C’est autour de cette thématique qu’une conférence-débats a été organisée le jeudi 18 novembre 2021 en partenariat avec l’UNESCO à Brazzaville dans le cadre de la célébration de la journée mondiale de la philosophie.

Animée par le Professeur Charles Zacharie BOWAO, cette conférence a connu la présence des différentes autorités à l’instar du Ministre en charge de l’Enseignement Technique et Professionnel Monsieur Gislain Thierry MANGUESSA EBOME et celle des enseignants chercheurs et étudiants qui ont activement pris part à cette rencontre.

Profitant de l’occasion , le Professeur Charles Zacharie BOWAO a fait n brillant exposé retraçant l’importance de la philosophie surtout en ce temps de crise sanitaire et de la pandémie de Covid-19 tout en échangeant fructueusement avec l’auditoire sur les questions purement et simplement philosophiques. 

« Alors, qu’est-ce que la sagesse ? Qui est celui qui, la détenant, mérite l’appellation de « sage » ? Plus qu’une connaissance rationnelle de la réalité du « monde », la sagesse exige, d’abord, une certaine attitude qu’introduit non pas n’importe quel savoir, mais celui dont l’inscription du fronton au « Temple de Delphes » est une invite chère à Socrate et Platon : « connais-toi toi-même et tu connaîtras l’univers et les  dieux ! ».

Ainsi, la sagesse serait tout autant une connaissance de l’être de l’homme(en tant que « microcosme »), qu’un « art de vivre », ou une éthique de vie qu’incite le « désir de savoir » ou la « Philosophie »comme une disposition métaphysique à la quête perpétuelle du sens d’être au monde, fondée sur la prise de conscience de sa propre ignorance. Ce « sens » qui détermine la nature et la fonction de la vérité, en tant que ce qui éclaire les « flotteurs » que sont les hommes sur le fleuve de l’existence, s’écoulant sans cesse, comme dit Héraclite ; est tributaire de l’acquisition de la sagesse. En tant qu’art de vivre. Ce sens est-il de l’ordre du « passé »ou du « temps qui vient» ?

Si cette quête du sens devrait absolument conduire le philosophe vers les « bords du puits où la vérité s’est retirée », comme le soutient Jean Jacques Rousseau (Discours sur les Sciences et les arts), alors, la sagesse ou l’art de vivre serait à rechercher dans le fonds des « traditions », comme sédiments des cultures humaines. Mais, si cette quête du sens exige plutôt que l’être humain s’affirme par lui-même, en tant que « projet », au sens de l’existentialisme est un humanisme de Jean-Paul Sartre, alors, cet « art de vivre » serait à construire et à reconstruire sans cesse dans les situations-limites, pour un « devenir » éthiquement plus qu’humain : humaniste, trans-humaniste ou post-humaniste.

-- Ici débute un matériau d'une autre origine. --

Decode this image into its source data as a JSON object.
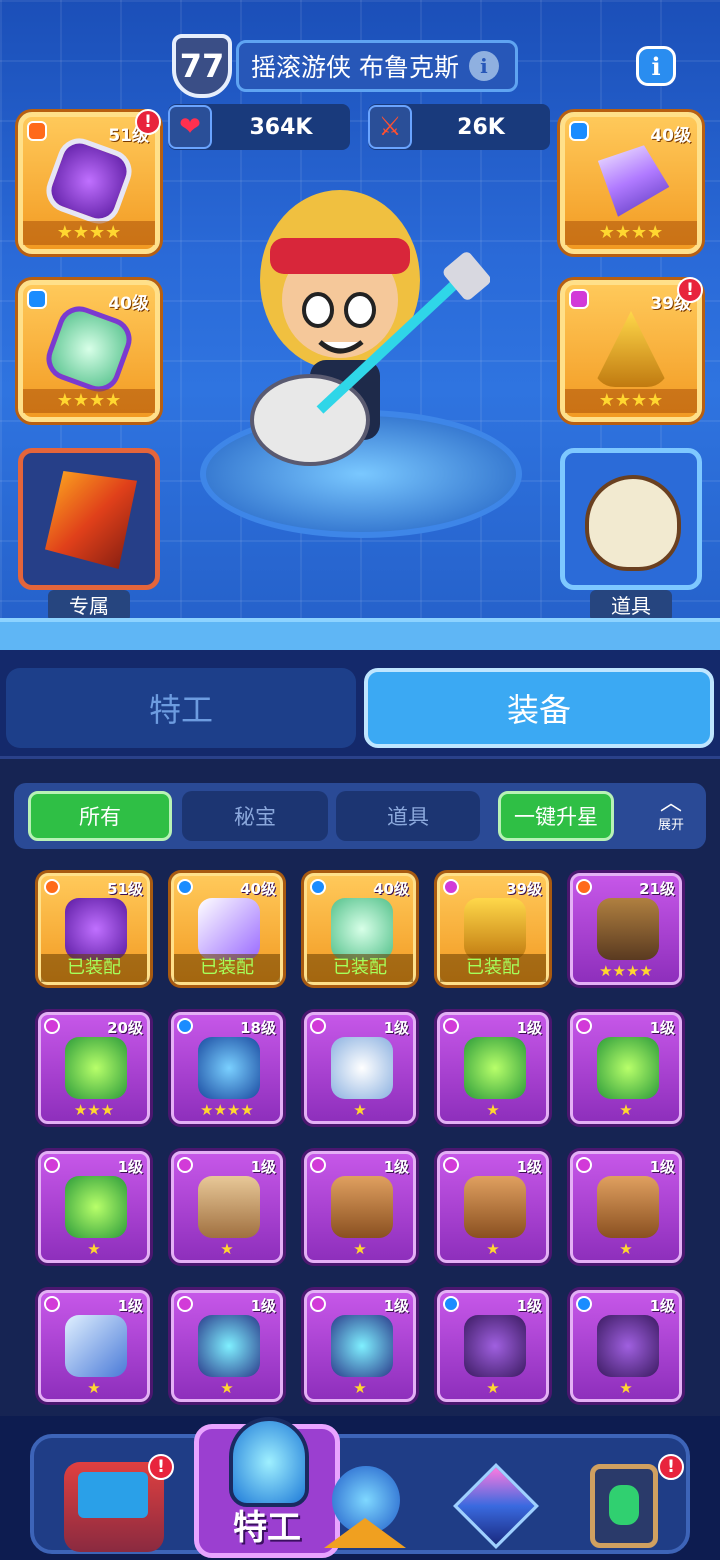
{
  "hero": {
    "level": "77",
    "name": "摇滚游侠 布鲁克斯",
    "info_icon": "info-icon",
    "hp": "364K",
    "atk": "26K"
  },
  "left_slots": [
    {
      "level": "51级",
      "stars": "★★★★",
      "alert": "!"
    },
    {
      "level": "40级",
      "stars": "★★★★"
    },
    {
      "caption": "专属"
    }
  ],
  "right_slots": [
    {
      "level": "40级",
      "stars": "★★★★"
    },
    {
      "level": "39级",
      "stars": "★★★★",
      "alert": "!"
    },
    {
      "caption": "道具"
    }
  ],
  "tabs": {
    "agent": "特工",
    "equipment": "装备"
  },
  "filters": {
    "all": "所有",
    "treasure": "秘宝",
    "items": "道具",
    "upgrade": "一键升星",
    "expand": "展开"
  },
  "equipped_label": "已装配",
  "grid": [
    {
      "level": "51级",
      "equipped": true,
      "stars": ""
    },
    {
      "level": "40级",
      "equipped": true,
      "stars": ""
    },
    {
      "level": "40级",
      "equipped": true,
      "stars": ""
    },
    {
      "level": "39级",
      "equipped": true,
      "stars": ""
    },
    {
      "level": "21级",
      "equipped": false,
      "stars": "★★★★"
    },
    {
      "level": "20级",
      "stars": "★★★"
    },
    {
      "level": "18级",
      "stars": "★★★★"
    },
    {
      "level": "1级",
      "stars": "★"
    },
    {
      "level": "1级",
      "stars": "★"
    },
    {
      "level": "1级",
      "stars": "★"
    },
    {
      "level": "1级",
      "stars": "★"
    },
    {
      "level": "1级",
      "stars": "★"
    },
    {
      "level": "1级",
      "stars": "★"
    },
    {
      "level": "1级",
      "stars": "★"
    },
    {
      "level": "1级",
      "stars": "★"
    },
    {
      "level": "1级",
      "stars": "★"
    },
    {
      "level": "1级",
      "stars": "★"
    },
    {
      "level": "1级",
      "stars": "★"
    },
    {
      "level": "1级",
      "stars": "★"
    },
    {
      "level": "1级",
      "stars": "★"
    }
  ],
  "nav": {
    "selected_label": "特工",
    "alert": "!"
  }
}
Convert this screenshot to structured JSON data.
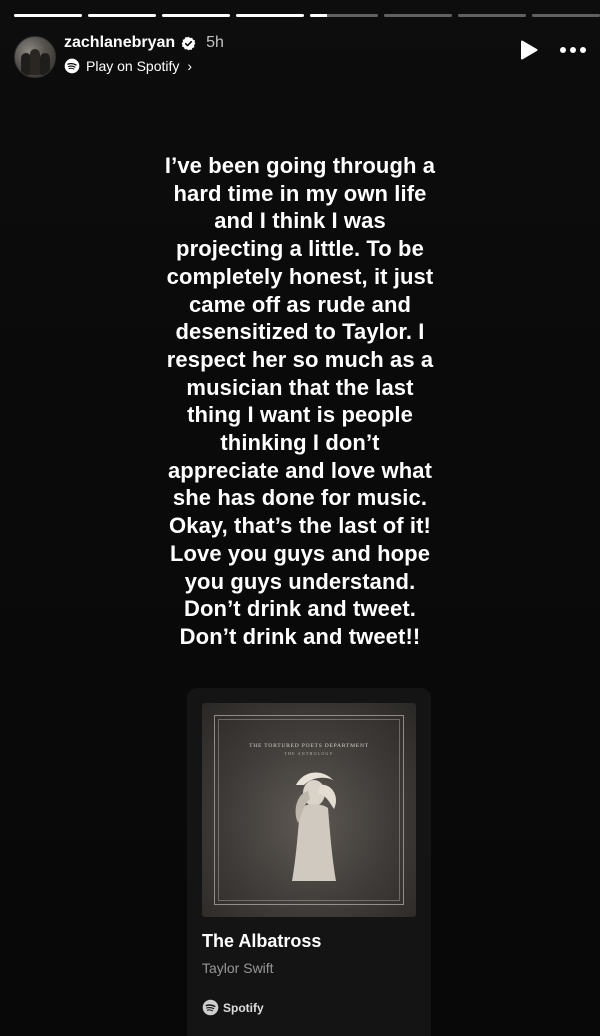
{
  "progress": [
    1,
    1,
    1,
    1,
    0.25,
    0,
    0,
    0
  ],
  "header": {
    "username": "zachlanebryan",
    "time": "5h",
    "music_label": "Play on Spotify",
    "chevron": "›"
  },
  "caption_lines": [
    "I’ve been going through a",
    "hard time in my own life",
    "and I think I was",
    "projecting a little. To be",
    "completely honest, it just",
    "came off as rude and",
    "desensitized to Taylor. I",
    "respect her so much as a",
    "musician that the last",
    "thing I want is people",
    "thinking I don’t",
    "appreciate and love what",
    "she has done for music.",
    "Okay, that’s the last of it!",
    "Love you guys and hope",
    "you guys understand.",
    "Don’t drink and tweet.",
    "Don’t drink and tweet!!"
  ],
  "card": {
    "cover_title": "THE TORTURED POETS DEPARTMENT",
    "cover_subtitle": "THE ANTHOLOGY",
    "song_title": "The Albatross",
    "artist": "Taylor Swift",
    "brand": "Spotify"
  },
  "icons": {
    "verified": "verified-badge-icon",
    "spotify": "spotify-icon",
    "play": "play-icon",
    "more": "more-icon"
  },
  "colors": {
    "background": "#0a0a0a",
    "card": "#141414",
    "text": "#ffffff",
    "muted": "#8c8c8c"
  }
}
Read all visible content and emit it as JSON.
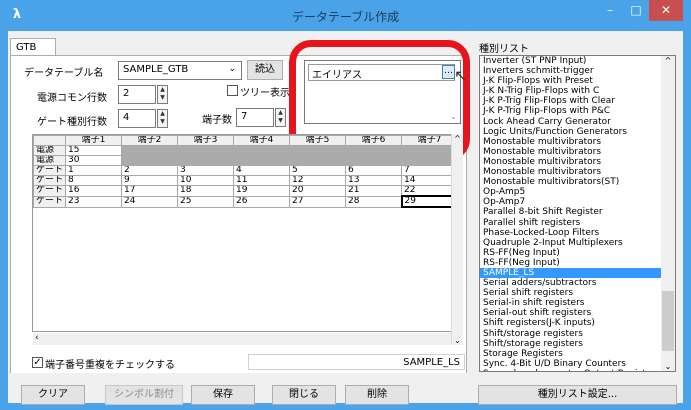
{
  "window": {
    "title": "データテーブル作成",
    "min": "–",
    "max": "□",
    "close": "✕",
    "app_icon": "λ"
  },
  "tab": "GTB",
  "form": {
    "table_name_label": "データテーブル名",
    "table_name_value": "SAMPLE_GTB",
    "read_button": "読込",
    "tree_view_label": "ツリー表示",
    "power_rows_label": "電源コモン行数",
    "power_rows_value": "2",
    "gate_kinds_label": "ゲート種別行数",
    "gate_kinds_value": "4",
    "pin_count_label": "端子数",
    "pin_count_value": "7"
  },
  "alias": {
    "value": "エイリアス",
    "button": "…"
  },
  "grid": {
    "columns": [
      "端子1",
      "端子2",
      "端子3",
      "端子4",
      "端子5",
      "端子6",
      "端子7"
    ],
    "rows": [
      {
        "type": "電源",
        "values": [
          "15"
        ]
      },
      {
        "type": "電源",
        "values": [
          "30"
        ]
      },
      {
        "type": "ゲート",
        "values": [
          "1",
          "2",
          "3",
          "4",
          "5",
          "6",
          "7"
        ]
      },
      {
        "type": "ゲート",
        "values": [
          "8",
          "9",
          "10",
          "11",
          "12",
          "13",
          "14"
        ]
      },
      {
        "type": "ゲート",
        "values": [
          "16",
          "17",
          "18",
          "19",
          "20",
          "21",
          "22"
        ]
      },
      {
        "type": "ゲート",
        "values": [
          "23",
          "24",
          "25",
          "26",
          "27",
          "28",
          "29"
        ]
      }
    ]
  },
  "check_duplicate_label": "端子番号重複をチェックする",
  "status_text": "SAMPLE_LS",
  "kind_list": {
    "title": "種別リスト",
    "selected": "SAMPLE_LS",
    "items": [
      "Inverter (ST PNP Input)",
      "Inverters schmitt-trigger",
      "J-K Flip-Flops with Preset",
      "J-K N-Trig Flip-Flops with C",
      "J-K P-Trig Flip-Flops with Clear",
      "J-K P-Trig Flip-Flops with P&C",
      "Lock Ahead Carry Generator",
      "Logic Units/Function Generators",
      "Monostable multivibrators",
      "Monostable multivibrators",
      "Monostable multivibrators",
      "Monostable multivibrators",
      "Monostable multivibrators(ST)",
      "Op-Amp5",
      "Op-Amp7",
      "Parallel 8-bit Shift Register",
      "Parallel shift registers",
      "Phase-Locked-Loop Filters",
      "Quadruple 2-Input Multiplexers",
      "RS-FF(Neg Input)",
      "RS-FF(Neg Input)",
      "SAMPLE_LS",
      "Serial adders/subtractors",
      "Serial shift registers",
      "Serial-in shift registers",
      "Serial-out shift registers",
      "Shift registers(J-K inputs)",
      "Shift/storage registers",
      "Shift/storage registers",
      "Storage Registers",
      "Sync. 4-Bit U/D Binary Counters",
      "Sync. decade counter Output Registers"
    ]
  },
  "buttons": {
    "clear": "クリア",
    "symbol_assign": "シンボル割付",
    "save": "保存",
    "close": "閉じる",
    "delete": "削除",
    "kind_settings": "種別リスト設定..."
  },
  "colors": {
    "titlebar": "#4aa3e8",
    "highlight": "#e8141c",
    "selection": "#3399ff"
  }
}
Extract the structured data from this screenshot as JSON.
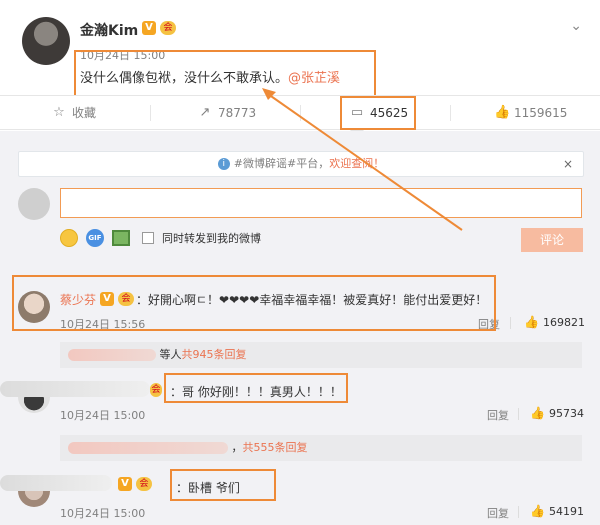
{
  "post": {
    "author": "金瀚Kim",
    "v_badge": "V",
    "vip_badge": "会",
    "time": "10月24日 15:00",
    "text": "没什么偶像包袱，没什么不敢承认。",
    "mention": "@张芷溪"
  },
  "actions": [
    {
      "icon": "☆",
      "label": "收藏"
    },
    {
      "icon": "↗",
      "label": "78773"
    },
    {
      "icon": "▭",
      "label": "45625"
    },
    {
      "icon": "👍",
      "label": "1159615"
    }
  ],
  "comment_box": {
    "notice_text": "#微博辟谣#平台，",
    "notice_link": "欢迎查阅！",
    "notice_close": "×",
    "repost_label": "同时转发到我的微博",
    "submit_label": "评论"
  },
  "comments": [
    {
      "name": "蔡少芬",
      "text": "：好開心啊ㄷ！❤❤❤❤幸福幸福幸福！被爱真好！能付出爱更好！",
      "time": "10月24日 15:56",
      "reply": "回复",
      "likes": "169821",
      "sub_prefix": "等人",
      "sub_count": "共945条回复"
    },
    {
      "name": "",
      "text": "：哥 你好刚！！！真男人！！！",
      "time": "10月24日 15:00",
      "reply": "回复",
      "likes": "95734",
      "sub_prefix": "，",
      "sub_count": "共555条回复"
    },
    {
      "name": "",
      "text": "：卧槽 爷们",
      "time": "10月24日 15:00",
      "reply": "回复",
      "likes": "54191"
    }
  ],
  "colors": {
    "highlight": "#ee8a37",
    "link": "#eb7350",
    "submit": "#f7bba0"
  }
}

Ces deux perceptives passéistes et futuristes mettent à l’épreuve la responsabilité du philosophe, en général, et celle du philosophe africain, en particulier, dont l’entreprise critique est assurément perturbée par sa position d’ « écartelé » ou d’ « aventurier ambigu » qu’évoque Cheik AMIDOU KANE, entre la culture philosophique occidentale dominent sa conscience et ses propres savoirs endogènes, presque oubliés, et/ou ses réalités culturelles actuelles en proie aux assauts de la mondialisation.

Alors, il serait du devoir de la pensée critique de s’interroger et de tout interroger. Peut-on entrevoir le dialogue des cultures ou des civilisations au mépris de « soi » pour l’ « autre » ? L’inter culturalité peut-elle prospérer au bénéfice de la quête du sens partagé des « cultures mondialistes » et au mépris des usages culturels de son environnement social, culturel, historique, géographique et politique ? L’entreprise critique en Afrique n’exige-t-elle pas( pour son affirmation et sa propre survie au milieu du « village planétaire ») une reconstruction structurée des savoirs endogènes et usagers culturels persistants, auxquels les populations recourent devant les situations-limites du genre de celle générée par l’apparition mondialisée de la pandémie de COVID-19 ?

Et puisque, comme l’affirme Mamoussé DIAGNE (Critique de la raison orale) : « Les péripéties d’une histoire épistémique singulière installent le discours sur les cultures africaines dans un champ théorique déjà occupé par d’autres types de savoirs. Ce qui l’oblige, par moment, à leur emprunter les matériaux de sa réflexion ou des catégories et des concepts engagés dans des heuristiques autres que philosophiques ».